“Multifaceted practitioner Tayie Ojo unfolds the tools of poetry and visual art to generate compelling and compassionate visions of belonging and interconnection. The project AND IF WE OBSERVE THE PRESENT aims to addresses through poetic, visual and sonic landscapes the toxic legacy of oil pollution and neocolonial practices in Ogoniland, simultaneously calling to account those large, systemic forces at play in this environment, as well as bearing witness to the intimate, human-scale stories and realities of being there.”
Jury Statement
My creative practice combines art and research carried out in the environment of the Ogoni communities in the Niger-delta region while raising awareness of its socio-environmental interconnections and the impact of human actions on nature. For this project, I will develop a new body of written work (with visual, sonic and interactive elements) that explores the toxic legacy of oil pollution in Ogoniland. I will capture a selection of poems that confront, via an intersectional lens, endemic abuse, the architecture of exploration and exploitation, the culture of silence and denial, and the effect of neocolonial politics, commerce, and military adventurism.
This project is concerned with the notion of futurity or ecological futures, including but not limited to: Anthropocene and climate futures, ecofeminism and queer futures, black futurity, post-pandemic futures, the effect of subsidence on coastal oil communities, and a focus on remediation, reconciliation, militant conflicts, and public health crises. I will also delve into cultural (food) practice and related emotions because the Ogoni landscape is deeply connected to the locals’ firsthand experiences, and the plummeting state of the creeks resulting from oil spillage. I am interested in asking how I can highlight the way the creeks and the inhabitants influence each other. I will reflect on the local significance of this work as an act of activism and, at the same time, as an opportunity to become a participant in the universal dialogue about the environment.

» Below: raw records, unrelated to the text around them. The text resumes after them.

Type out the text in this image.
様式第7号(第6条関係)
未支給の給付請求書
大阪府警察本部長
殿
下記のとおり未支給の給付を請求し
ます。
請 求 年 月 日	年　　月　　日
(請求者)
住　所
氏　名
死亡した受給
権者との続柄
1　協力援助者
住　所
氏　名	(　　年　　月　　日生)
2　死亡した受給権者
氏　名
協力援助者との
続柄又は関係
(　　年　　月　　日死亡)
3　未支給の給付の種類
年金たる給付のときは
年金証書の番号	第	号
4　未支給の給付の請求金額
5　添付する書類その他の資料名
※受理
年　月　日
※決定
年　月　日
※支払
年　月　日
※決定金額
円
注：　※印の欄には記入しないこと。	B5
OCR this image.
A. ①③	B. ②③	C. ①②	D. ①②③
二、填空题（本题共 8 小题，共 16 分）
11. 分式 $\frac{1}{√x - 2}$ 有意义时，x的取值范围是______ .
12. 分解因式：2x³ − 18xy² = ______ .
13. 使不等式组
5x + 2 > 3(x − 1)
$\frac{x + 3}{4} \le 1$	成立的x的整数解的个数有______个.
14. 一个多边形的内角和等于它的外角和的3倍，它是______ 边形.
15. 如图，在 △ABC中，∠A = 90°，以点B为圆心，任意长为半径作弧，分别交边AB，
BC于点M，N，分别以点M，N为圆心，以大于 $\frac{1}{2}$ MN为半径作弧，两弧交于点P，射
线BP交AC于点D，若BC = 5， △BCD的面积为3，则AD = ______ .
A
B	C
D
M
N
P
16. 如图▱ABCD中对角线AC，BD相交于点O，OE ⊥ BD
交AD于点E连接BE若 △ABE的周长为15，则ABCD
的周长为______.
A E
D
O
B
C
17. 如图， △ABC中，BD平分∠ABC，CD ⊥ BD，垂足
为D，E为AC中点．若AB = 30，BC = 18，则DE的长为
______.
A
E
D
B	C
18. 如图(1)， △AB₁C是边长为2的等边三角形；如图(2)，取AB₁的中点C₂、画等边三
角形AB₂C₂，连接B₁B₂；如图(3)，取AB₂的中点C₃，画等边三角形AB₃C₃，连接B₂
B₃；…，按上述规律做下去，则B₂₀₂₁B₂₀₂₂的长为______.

The aim of this series is to bear witness to the intensity of destruction in this “zone of sacrifice,” this place that provides fuel for the carbon bloodstream of our society and yet is so forgotten and ignored by the same people who benefit from it.
Ojo Taiye
Ojo Taiye is a Nigerian artist, eco-activist and writer who uses poetry as a handy tool to hide his frustration with society. His practice is collaborative and often draws from personal experience or interpretation of climate change, homelessness, migration, as well as a breadth of transversal issues ranging from racism and black identity to mental health. His current project explores neocolonialism, institutionalized violence and ecological trauma in the oil-rich, polluted Niger delta. His poems have been published or are forthcoming in Narrative Magazine, Mycelia, The Spectacle, Salamander, Consequence, Stinging Fly, Rattle, Cincinnati Review, Banshee, Willow Springs, Lambda Literary, Fiddlehead, Puritan, Frontier Poetry, Notre Dame Review, and Strange Horizon. Taiye worked on the Future(s) 2021 with Catalyst Arts and Belfast Photo Festival; 2021 Sustrans Black History Month Art Project, 2021-22 Scene Stirling COP26 Climate Commission and switch art project 2021/2022.